Experimental Example 4—Repairing Effects of Mitochondria From Different Storage Methods for Injured Myocardial Cells

After the establishment of an isoproterenol (ISO)-induced myocardial cell injury model, a transplantation therapy was carried out on myocardial cells by means of mitochondria stored in vitro for 24 hours at 4° C. using different storage methods. The results revealed that the myocardial cells subjected to the transplantation therapy using the mitochondria stored in red blood cells exhibited higher ATP content and membrane potential, indicating that the mitochondria stored in red blood cells still retained potential for the transplantation therapy. The experimental results were shown in FIG. 4.

In summary, the present invention provides storage conditions closest to an intracellular environment for mitochondria by utilizing red blood cells free of mitochondria and nuclei as carriers, such that the mitochondrial function and activity are significantly protected, and the in vitro preservation time of mitochondria is prolonged. Meanwhile, the nuclei-regulated reprogramming of mitochondrial function and the elimination of heterogeneous mitochondria are avoided. The present invention provides a stable means for in vitro preservation of mitochondria.

In addition, both PBS and the mitochondria storage solution offer only limited protective effect on the mitochondrial activity, by which the mitochondrial activity is significantly reduced after 24 hours of in vitro storage. In contrast, the mitochondria stored in red blood cells at (4±2)° C. can be preserved in vitro for 35-42 days, offering a long-term protective environment for mitochondria and prolonging the in vitro preservation time for mitochondria.
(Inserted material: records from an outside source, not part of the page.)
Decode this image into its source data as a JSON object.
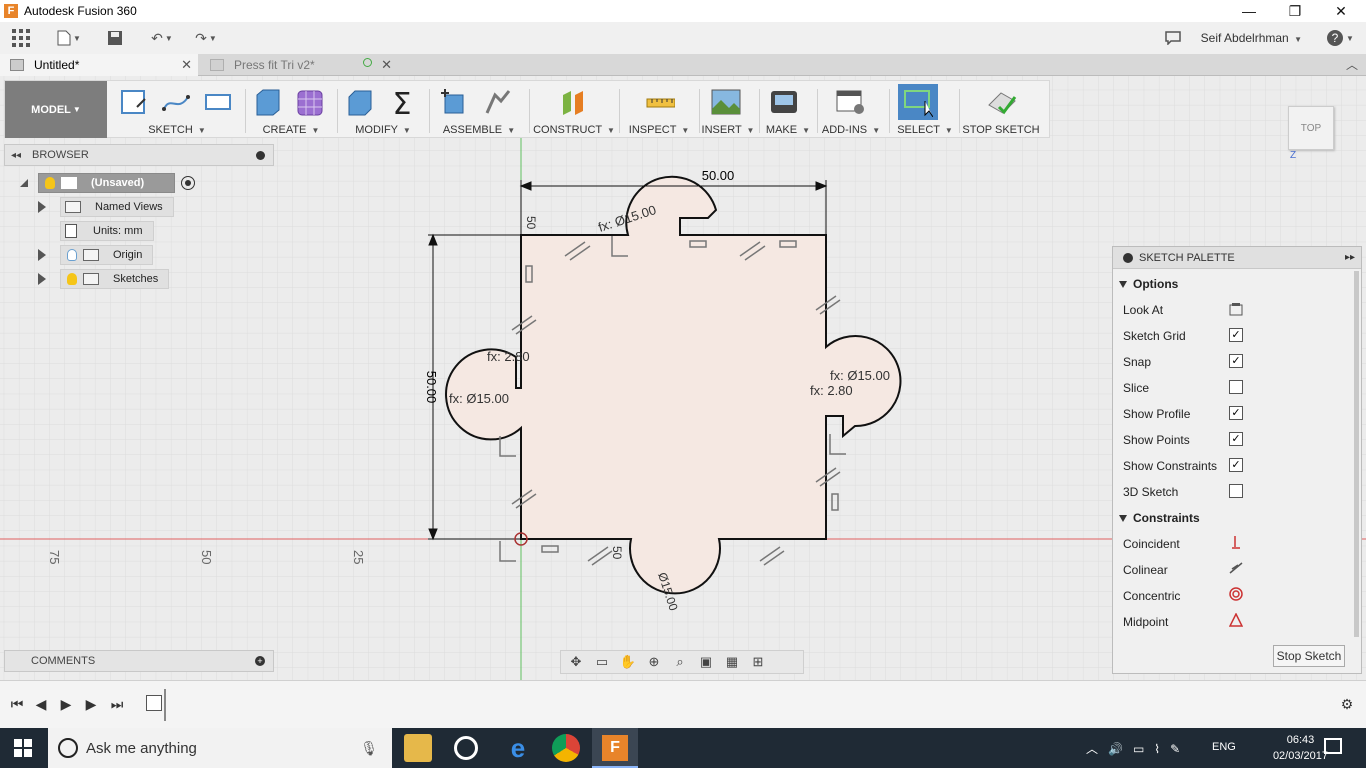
{
  "window": {
    "title": "Autodesk Fusion 360",
    "app_initial": "F"
  },
  "user": {
    "name": "Seif Abdelrhman"
  },
  "tabs": [
    {
      "label": "Untitled*",
      "active": true
    },
    {
      "label": "Press fit Tri v2*",
      "active": false
    }
  ],
  "toolbar": {
    "workspace": "MODEL",
    "groups": [
      "SKETCH",
      "CREATE",
      "MODIFY",
      "ASSEMBLE",
      "CONSTRUCT",
      "INSPECT",
      "INSERT",
      "MAKE",
      "ADD-INS",
      "SELECT",
      "STOP SKETCH"
    ]
  },
  "browser": {
    "title": "BROWSER",
    "root": "(Unsaved)",
    "items": [
      "Named Views",
      "Units: mm",
      "Origin",
      "Sketches"
    ]
  },
  "comments": {
    "title": "COMMENTS"
  },
  "viewcube": {
    "face": "TOP",
    "z_label": "Z"
  },
  "sketch": {
    "width_dim": "50.00",
    "height_dim": "50.00",
    "dim_labels": [
      "fx: Ø15.00",
      "fx: 2.80",
      "fx: Ø15.00",
      "fx: Ø15.00",
      "fx: 2.80",
      "50",
      "50",
      "Ø15.00"
    ],
    "ruler": [
      "75",
      "50",
      "25"
    ]
  },
  "palette": {
    "title": "SKETCH PALETTE",
    "options_title": "Options",
    "options": [
      {
        "label": "Look At",
        "type": "icon"
      },
      {
        "label": "Sketch Grid",
        "checked": true
      },
      {
        "label": "Snap",
        "checked": true
      },
      {
        "label": "Slice",
        "checked": false
      },
      {
        "label": "Show Profile",
        "checked": true
      },
      {
        "label": "Show Points",
        "checked": true
      },
      {
        "label": "Show Constraints",
        "checked": true
      },
      {
        "label": "3D Sketch",
        "checked": false
      }
    ],
    "constraints_title": "Constraints",
    "constraints": [
      {
        "label": "Coincident",
        "icon": "coincident-icon"
      },
      {
        "label": "Colinear",
        "icon": "colinear-icon"
      },
      {
        "label": "Concentric",
        "icon": "concentric-icon"
      },
      {
        "label": "Midpoint",
        "icon": "midpoint-icon"
      }
    ],
    "stop_button": "Stop Sketch",
    "check_mark": "✓"
  },
  "taskbar": {
    "search_placeholder": "Ask me anything",
    "lang": "ENG",
    "time": "06:43",
    "date": "02/03/2017"
  },
  "colors": {
    "accent_blue": "#4a87c5",
    "profile_fill": "#f5e8e2",
    "axis_red": "#e06060",
    "axis_green": "#60c060"
  }
}
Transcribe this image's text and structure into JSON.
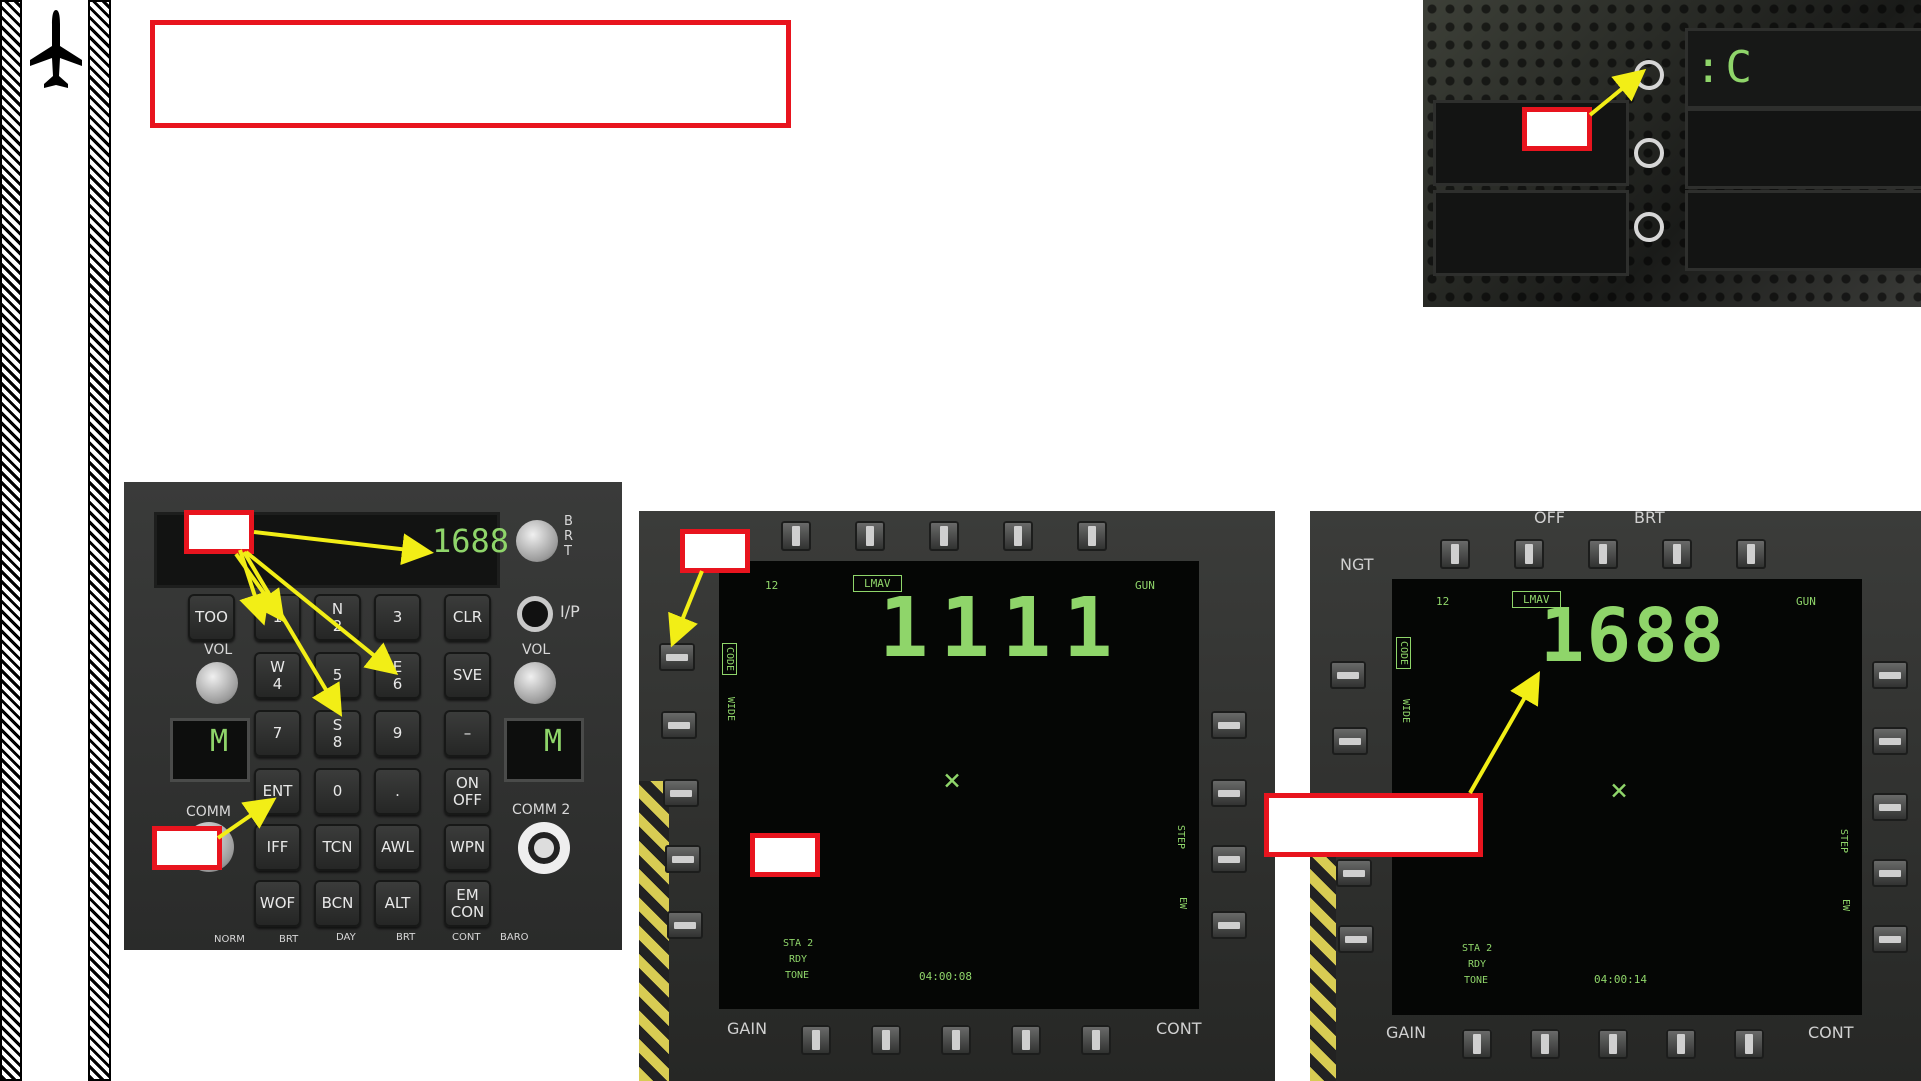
{
  "sidebar": {
    "icon": "aircraft-icon"
  },
  "ufc": {
    "scratchpad": "1688",
    "brt_label": "B\nR\nT",
    "ip_label": "I/P",
    "vol_label": "VOL",
    "comm1_label": "COMM",
    "comm2_label": "COMM 2",
    "comm_display": "M",
    "bottom_labels": [
      "NORM",
      "BRT",
      "DAY",
      "BRT",
      "CONT",
      "BARO"
    ],
    "keys": {
      "too": "TOO",
      "k1": "1",
      "k2_top": "N",
      "k2": "2",
      "k3": "3",
      "clr": "CLR",
      "k4_top": "W",
      "k4": "4",
      "k5": "5",
      "k6_top": "E",
      "k6": "6",
      "sve": "SVE",
      "k7": "7",
      "k8_top": "S",
      "k8": "8",
      "k9": "9",
      "dash": "–",
      "ent": "ENT",
      "k0": "0",
      "dot": ".",
      "onoff_top": "ON",
      "onoff": "OFF",
      "iff": "IFF",
      "tcn": "TCN",
      "awl": "AWL",
      "wpn": "WPN",
      "wof": "WOF",
      "bcn": "BCN",
      "alt": "ALT",
      "emcon_top": "EM",
      "emcon": "CON"
    }
  },
  "mfd_left": {
    "station_num": "12",
    "weapon": "LMAV",
    "gun": "GUN",
    "code_display": "1111",
    "left_labels": [
      "CODE",
      "WIDE"
    ],
    "right_labels": [
      "STEP",
      "EW"
    ],
    "status": [
      "STA 2",
      "RDY",
      "TONE"
    ],
    "time": "04:00:08",
    "gain": "GAIN",
    "cont": "CONT"
  },
  "mfd_right": {
    "off_label": "OFF",
    "brt_label": "BRT",
    "ngt_label": "NGT",
    "station_num": "12",
    "weapon": "LMAV",
    "gun": "GUN",
    "code_display": "1688",
    "left_labels": [
      "CODE",
      "WIDE"
    ],
    "right_labels": [
      "STEP",
      "EW"
    ],
    "status": [
      "STA 2",
      "RDY",
      "TONE"
    ],
    "time": "04:00:14",
    "gain": "GAIN",
    "cont": "CONT"
  },
  "option_display": {
    "text": ":C"
  },
  "colors": {
    "callout_red": "#e8141e",
    "arrow_yellow": "#f2ee16",
    "display_green": "#8fd56a"
  }
}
Described above are merely preferred embodiments of the present invention, which are not intended to limit the present invention. For those skilled in the art, various changes and variations can be made to the present invention. Any modification, equivalent substitution, improvement and the like made within the spirit and principle of the present invention shall be construed as being included within the protection scope of the present invention.